Another issue that is dear to Galileo and Locke alike is the relation between names and appearances. In the third book of his Essay, Locke introduces a famous distinction between the real essence and the nominal essence of things, which he anchors in the distinction, made in the second book, between the primary qualities of bodies (i.e., solidity, extension, motion or rest, number or figure) and their secondary qualities, which are the sensations produced in us by the primary qualities. Due to our “ignorance of the primary qualities of the insensible parts of bodies,” the real essence of a substance, which Locke identifies with its internal constitution, remains unknown to us, and we have “no name that is the sign of it” (1690, 4.3.12, 271; 3.3.18, 196). The abstract general ideas we form of substances “with names annexed to them, as patterns, or forms,” refer to their nominal essences, which is the collection of particular qualities that one observes together in a substance (3.3.13, 193). As Locke explicitly acknowledges, “the ideas that our complex ones of substances are made up of, and about which our knowledge concerning substances is most employed, are those of their secondary qualities.” (4.3.11, 271). Given “that there is no discoverable connexion between any secondary quality and those primary qualities,” the gap between the real and the nominal essence of substances remains unbridgeable (4.3.12, 271). According to Locke, the only category of objects for which nominal and real essences coincide is constituted by geometrical figures, the definition of which is “not only the abstract idea to which the general name is annexed, but the very essentia or being of the thing itself; that foundation from which all its properties flow, and to which they are all inseparably annexed” (3.3.18, 195).

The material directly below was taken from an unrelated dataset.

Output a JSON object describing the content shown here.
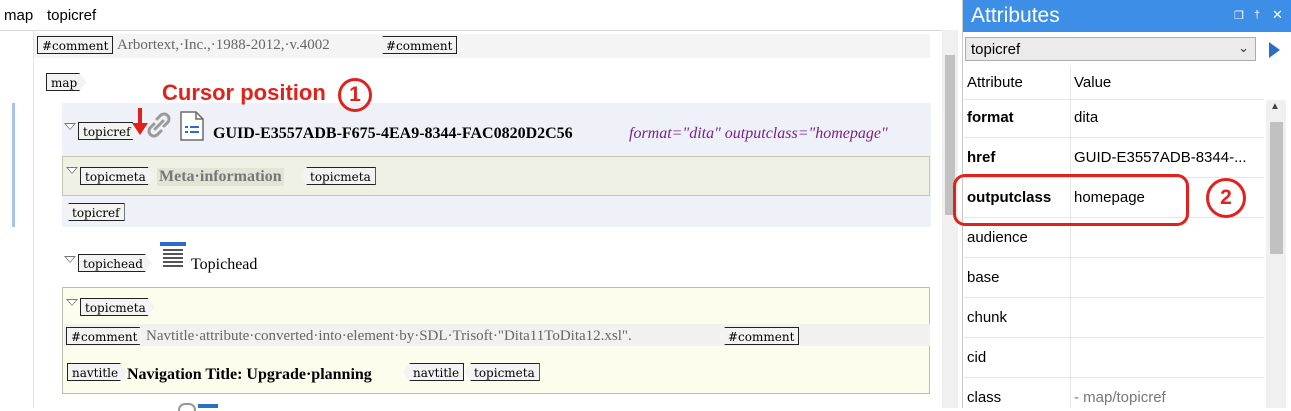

The relation between names and things, attributes and essences is also addressed, though in an unsystematic way, in Galileo’s writings. In the Dialogue, Simplicio states with conviction that the cause of free fall is called “gravity.” Salviati reminds him that to know the name of a thing is not the same as to know its essence:
You are wrong, Simplicio; what you ought to say is that everyone knows that it is called “gravity.” What I am asking you for is not the name of the thing, but its essence, of which essence you know a bit more than you know about the essence of whatever moves the stars around. I except the name which has been attached to it and which has been made a familiar household word by the continual experience that we have of it daily. But we do not really understand what principle or what force it is that moves stones downward, any more than we understand what moves them upward after they leave the thrower’s hand, or what moves the moon around. We have merely, as I said, assigned to the first the more specific and definite name “gravity,” whereas to the second we assign the more general term “impressed force,” and to the last-named we give “spirits,” either “assisting” or “abiding”; and as the cause of infinite other motions we give “nature.” (1967, 234–35)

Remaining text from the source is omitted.